The fiscal first quarter numbers came in a little light but analyst Gabriel Leung of Beacon Securities likes the new acquisition closed by H2O Innovation (H2O Innovation Stock Quote, Chart, News TSXV:HEO), which will augment the company’s specialty chemical business.
In an update to clients on Monday, Leung reviewed the quarterly results and reaffirmed his “Buy” rating and $2.00 target price for HEO, which represented a projected 12-month return of 90 per cent at the time of publication.
Quebec City’s H2O reported its Q1 2020 financials last week, coming in with revenue growth of 15.8 per cent year-over-year to $28.2 million, with recurring revenues representing 80 per cent of the total. Adjusted EBITDA grew by 5.8 per cent to $1.6 million while the company’s net loss for the quarter amounted to $1.0 million. Cash flows from operating activities grew to $2.2 million for the quarter as compared to $0.7 million a year earlier, while net debt stood at $8.2 million at the quarter’s end, down from $9.8 million at the end of the previous quarter.
In his comments, president and CEO Frédéric Dugré pointed to the company’s growth-through-acquisitions strategy over the past couple of quarter, which has helped with customer retention and more cross-selling.

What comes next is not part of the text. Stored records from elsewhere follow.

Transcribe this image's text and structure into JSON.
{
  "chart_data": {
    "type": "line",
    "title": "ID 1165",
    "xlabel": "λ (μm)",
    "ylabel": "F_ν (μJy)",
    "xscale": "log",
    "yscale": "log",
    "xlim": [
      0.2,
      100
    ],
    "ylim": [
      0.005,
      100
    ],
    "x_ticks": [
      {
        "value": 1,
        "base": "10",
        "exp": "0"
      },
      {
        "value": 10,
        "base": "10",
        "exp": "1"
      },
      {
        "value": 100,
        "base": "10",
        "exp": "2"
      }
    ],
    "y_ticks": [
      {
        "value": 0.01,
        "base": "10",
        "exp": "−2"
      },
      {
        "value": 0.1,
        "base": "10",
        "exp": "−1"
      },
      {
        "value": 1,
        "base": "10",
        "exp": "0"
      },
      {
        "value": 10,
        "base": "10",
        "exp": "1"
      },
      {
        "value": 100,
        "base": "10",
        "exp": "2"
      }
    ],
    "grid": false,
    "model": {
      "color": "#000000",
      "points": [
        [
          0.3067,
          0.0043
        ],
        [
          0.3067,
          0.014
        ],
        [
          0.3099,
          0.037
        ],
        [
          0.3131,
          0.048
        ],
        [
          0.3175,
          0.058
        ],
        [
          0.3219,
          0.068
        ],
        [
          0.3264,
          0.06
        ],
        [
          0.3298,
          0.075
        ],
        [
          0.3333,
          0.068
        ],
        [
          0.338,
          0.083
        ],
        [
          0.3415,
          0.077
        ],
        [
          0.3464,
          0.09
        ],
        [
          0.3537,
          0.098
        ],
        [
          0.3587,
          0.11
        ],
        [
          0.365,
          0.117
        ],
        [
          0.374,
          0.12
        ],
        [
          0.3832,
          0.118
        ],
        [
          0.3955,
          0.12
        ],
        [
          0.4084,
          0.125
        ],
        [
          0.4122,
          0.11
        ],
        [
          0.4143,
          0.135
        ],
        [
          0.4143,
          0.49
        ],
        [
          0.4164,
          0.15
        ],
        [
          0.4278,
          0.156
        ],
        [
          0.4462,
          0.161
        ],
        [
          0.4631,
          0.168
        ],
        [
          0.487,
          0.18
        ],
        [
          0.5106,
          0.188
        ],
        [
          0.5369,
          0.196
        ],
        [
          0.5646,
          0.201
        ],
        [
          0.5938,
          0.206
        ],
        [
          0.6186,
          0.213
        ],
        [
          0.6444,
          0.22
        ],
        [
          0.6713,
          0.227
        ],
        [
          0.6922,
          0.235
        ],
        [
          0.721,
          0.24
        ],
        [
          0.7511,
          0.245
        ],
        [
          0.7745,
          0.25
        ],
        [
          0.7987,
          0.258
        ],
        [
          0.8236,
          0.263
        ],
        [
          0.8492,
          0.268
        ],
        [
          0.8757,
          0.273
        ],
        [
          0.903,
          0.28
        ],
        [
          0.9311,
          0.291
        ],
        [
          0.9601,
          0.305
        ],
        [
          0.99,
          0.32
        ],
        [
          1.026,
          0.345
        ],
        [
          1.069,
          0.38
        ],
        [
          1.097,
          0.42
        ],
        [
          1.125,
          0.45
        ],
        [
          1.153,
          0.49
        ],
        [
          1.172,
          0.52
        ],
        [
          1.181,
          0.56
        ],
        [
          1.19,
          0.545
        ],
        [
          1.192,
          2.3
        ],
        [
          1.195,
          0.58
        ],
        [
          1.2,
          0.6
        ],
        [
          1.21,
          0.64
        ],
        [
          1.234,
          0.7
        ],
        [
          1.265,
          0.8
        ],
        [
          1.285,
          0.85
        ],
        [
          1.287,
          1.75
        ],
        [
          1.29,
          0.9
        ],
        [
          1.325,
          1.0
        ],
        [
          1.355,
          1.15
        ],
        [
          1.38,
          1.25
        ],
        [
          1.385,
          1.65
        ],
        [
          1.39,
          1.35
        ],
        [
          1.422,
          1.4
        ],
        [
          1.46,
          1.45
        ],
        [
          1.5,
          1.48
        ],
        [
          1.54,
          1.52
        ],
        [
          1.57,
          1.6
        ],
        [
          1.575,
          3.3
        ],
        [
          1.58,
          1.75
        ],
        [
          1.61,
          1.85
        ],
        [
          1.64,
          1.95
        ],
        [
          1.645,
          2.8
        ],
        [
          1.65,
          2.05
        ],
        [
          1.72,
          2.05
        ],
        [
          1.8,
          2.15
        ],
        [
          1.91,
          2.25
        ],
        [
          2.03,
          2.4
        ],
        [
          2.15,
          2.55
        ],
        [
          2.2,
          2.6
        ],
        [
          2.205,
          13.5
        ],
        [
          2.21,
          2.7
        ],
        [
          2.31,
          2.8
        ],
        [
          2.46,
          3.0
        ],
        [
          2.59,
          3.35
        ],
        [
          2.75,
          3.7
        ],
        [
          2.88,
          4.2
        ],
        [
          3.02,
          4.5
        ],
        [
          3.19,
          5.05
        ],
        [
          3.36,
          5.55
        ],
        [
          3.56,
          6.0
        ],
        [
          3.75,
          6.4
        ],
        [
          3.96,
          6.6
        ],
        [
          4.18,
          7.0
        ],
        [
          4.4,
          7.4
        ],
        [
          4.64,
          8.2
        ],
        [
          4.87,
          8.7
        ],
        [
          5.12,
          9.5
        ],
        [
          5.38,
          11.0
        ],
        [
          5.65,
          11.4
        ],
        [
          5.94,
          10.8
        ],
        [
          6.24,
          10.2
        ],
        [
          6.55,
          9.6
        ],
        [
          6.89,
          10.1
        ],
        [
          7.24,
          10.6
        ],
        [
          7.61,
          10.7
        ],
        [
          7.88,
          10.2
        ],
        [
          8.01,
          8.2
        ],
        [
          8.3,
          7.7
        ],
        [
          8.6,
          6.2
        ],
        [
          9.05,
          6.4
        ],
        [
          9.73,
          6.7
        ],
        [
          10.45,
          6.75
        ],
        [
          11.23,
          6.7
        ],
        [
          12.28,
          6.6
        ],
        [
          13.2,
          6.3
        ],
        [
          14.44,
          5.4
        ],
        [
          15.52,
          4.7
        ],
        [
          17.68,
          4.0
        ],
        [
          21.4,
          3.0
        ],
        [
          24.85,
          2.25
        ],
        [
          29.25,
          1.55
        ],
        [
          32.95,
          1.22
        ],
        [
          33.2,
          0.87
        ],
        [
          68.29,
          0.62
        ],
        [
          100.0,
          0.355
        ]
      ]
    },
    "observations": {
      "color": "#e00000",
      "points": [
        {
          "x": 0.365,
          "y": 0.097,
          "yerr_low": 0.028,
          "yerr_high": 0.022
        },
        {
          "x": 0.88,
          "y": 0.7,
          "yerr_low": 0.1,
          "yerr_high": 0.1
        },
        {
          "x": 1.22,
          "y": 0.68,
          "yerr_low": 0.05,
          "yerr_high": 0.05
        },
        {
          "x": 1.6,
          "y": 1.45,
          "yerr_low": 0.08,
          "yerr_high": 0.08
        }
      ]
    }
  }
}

“Our focus to grow organically and with acquisitions in the Specialty Products and Operation & Maintenance business pillars has allowed us to increase our recurring revenues at 80 per cent and to improve our gross profit margin simultaneously to 23.8 per cent. Moreover, the acquisition of Genesys, announced earlier in November, should also allow us to further improve our margins and diversify our Specialty Products sales,” Dugré said.
The Q1 numbers came up short of Leung’s estimates, which were calling for revenue of $30.5 million and EBITDA of $1.1 million. Looking deeper, the analyst pointed to project revenues of $8.2 million which were down from $10.3 million a year earlier and O&M revenues which came in at $14.8 million, up from $9.9 million a year prior but down from $15.9 million during the previous quarter. Specialty revenues were up from $4.2 million to $5.2 million.
Aside from the quarterly numbers, H2O announced closing on the previously announced acquisition of UK-based water treatment chemical company Genesys Holdings in a $28.39-million all-cash deal. Leung notes that the deal will be funded with cash on hand, additional long-term debt of $12 million and a $22-million equity financing also completed last week.
Leung estimates that with the acquisition and pro-forma annualized, H2O will have revenues of about $135 million and about $11 million in EBITDA.
“Overall, we view the acquisition as being positive as it should be immediately accretive, adds high margin, recurring revenues, and expands HEO’s footprint in a new geography,” writes Leung.
The analyst thinks that H2O will make $10.3 million in adjusted EBITDA in fiscal 2020 on revenue of $133.8 million. His target stems from a 15x multiple of his fiscal 2020 EV/EBITDA estimates.
H2O’s share price kept falling over the first couple of months of 2019 but the stock has since made up some of that lost ground. Year-to-date, HEO is now up 12 per cent.